Overall attitudes of submitters
2.11
Unsurprisingly the bill found more support from potential prey
than from potential predators.
2.12
The National Association of Retail Grocers of Australia supports
the bill. It had proposed amending the TPA to include a reference to the impact
of previous acquisitions on the level of competition in its submission to the
2004 Senate inquiry. At this inquiry it commented:
the way that the creeping acquisitions legislation has worked in
the past has been inadequate. There is a very great need to strengthen these
provisions.[9]
2.13
Metcash was also broadly supportive of the bill. Its submission
to the 2004 inquiry had argued that creeping acquisitions were anticompetitive,
as they crowded out independent retailers and also threatened the competitive
ability of wholesalers supplying these independent retailers.[10]
2.14
On the other hand, the Australian National Retailers Association,
representing the large retail chains, argued that existing controls in the TPA
are adequate to deal with creeping acquisitions and that the ACCC already
considers the effect of past acquisitions. They contend that the bill would not
require the ACCC to assess any new factors. As to the threat that the major
retailers pose by creeping acquisitions:
...in a market with literally
thousands of supermarkets, the sale of a handful of sites each year has
virtually no impact on the level of competition in the market.[11]
2.15
Similarly, the Business Council of Australia contends that the
list of factors that the ACCC and the court must have regard to in section
50(3) are adequate to consider creeping acquisitions.
2.16
The Fair Trading Coalition echoed the Minister's concern that any
reform to section 50 must be mindful of the effect on families selling their
business to the highest bidder.
2.17
Professor Zumbo felt the bill was addressing a lacuna in section
50:
Dealing effectively with the issue of creeping acquisitions is
essential to having a world’s best competition law. Failure to deal effectively
with creeping acquisitions undermines competition to the detriment of
consumers. Unless the Trade Practices Act effectively prevents creeping
acquisitions, there will be a considerable gap in the act allowing large
businesses to acquire competitors in a piecemeal manner that gets around the
existing prohibition against mergers found in section 50.[12]
2.18
Consumer representatives also see creeping acquisitions as an
important issue:
It simply seems to us to be unsatisfactory in the extreme that
you can do it [build market share] by little bites and get to the same result,
and yet that does not throw up the flags that would be thrown up if that were
done in toto as a bundle.[13]
The 'six years' provision
2.19
There were mixed views about the six year period in the bill
which the ACCC and courts are required to look back in assessing the cumulative
impact on competition. The Business Council of Australia criticised it as
'arbitrary'.[14]
2.20
The Council also claimed that it would be burdensome for firms to
provide information going back that far, especially as market boundaries may
have changed over time. It argued the provision may impose 'substantial uncertainty'
and high costs for businesses by requiring them to provide information to the
ACCC for merger proposals. Investment may potentially be discouraged and the
ACCC's resources will be strained from investigating previous acquisitions.[15]
2.21
The Council also opined that it is it is 'unclear how a forward
looking test should also be applied to “look back”'. [16]

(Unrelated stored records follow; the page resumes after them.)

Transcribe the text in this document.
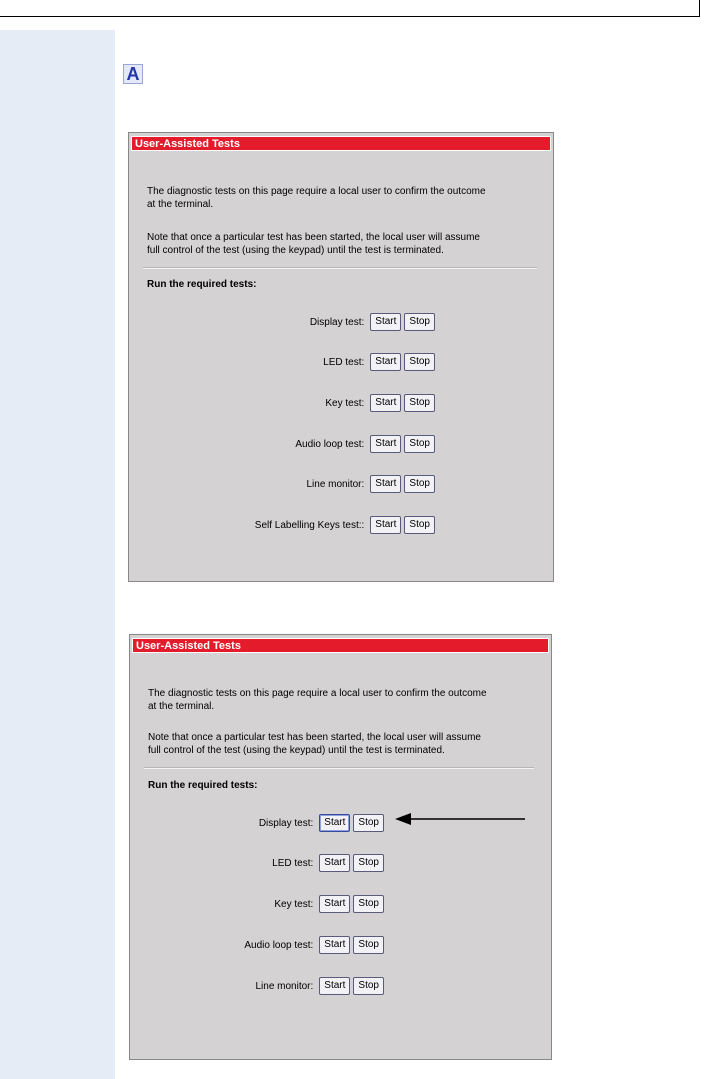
A
User-Assisted Tests
The diagnostic tests on this page require a local user to confirm the outcome
at the terminal.
Note that once a particular test has been started, the local user will assume
full control of the test (using the keypad) until the test is terminated.
Run the required tests:
Display test:	Start	Stop
LED test:	Start	Stop
Key test:	Start	Stop
Audio loop test:	Start	Stop
Line monitor:	Start	Stop
Self Labelling Keys test::	Start	Stop
User-Assisted Tests
The diagnostic tests on this page require a local user to confirm the outcome
at the terminal.
Note that once a particular test has been started, the local user will assume
full control of the test (using the keypad) until the test is terminated.
Run the required tests:
Display test:	Start	Stop
LED test:	Start	Stop
Key test:	Start	Stop
Audio loop test:	Start	Stop
Line monitor:	Start	Stop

Although the Council did not elaborate, this presumably means that it is
difficult to assess the likely future impact of a merger based on previous acquisitions.
2.22
Metcash doubted whether six years was adequate in the context of
the supermarket industry given the major acquisitions made by the major chains
in the period 2001 to 2003 would soon fall outside the six-year window.
Applicability of the bill
2.23
The Fair Trading Coalition broadly supports the bill but argues
that it should refer only to highly concentrated markets. Professor Zumbo
rejects this view:
Because they happen through stealth, they could turn up in any
industry at any time. Ideally, you would like the expert regulator, the ACCC,
to have the ability to make a judgement call on whether there is a danger that
some stealth activity is occurring in an industry and to enforce that law
across the economy where it is relevant and appropriate. [17]
2.24
NARGA also rejected this argument with respect to the grocery
market:
The independents cannot defend any further erosion of their
market share and therefore it is important to stop creeping acquisitions
wherever it occurs, not just in locally concentrated markets.[18]
The charter as an alternative in the grocery market
2.25
As noted above, the ACCC has a specific charter aimed at limiting
creeping acquisitions in the grocery sector. NARGA are sceptical of the
charter:
It does not help much at all. I should say at the beginning that
it is a voluntary code. In relation to the purchase of the store in Jindabyne,
the ACCC were unaware of it until I rang them and told them that it was
happening. Woolworths had not bothered to notify the ACCC that they were in any
sort of negotiation with that independent. The idea of that charter was that
the independent should be able to get the best price available for his business
if he wished to sell, but that the independent sector as a whole ought to be
able to have an opportunity to match that best price and retain that store and
that business within the independent sector to avoid the creeping acquisitions.[19]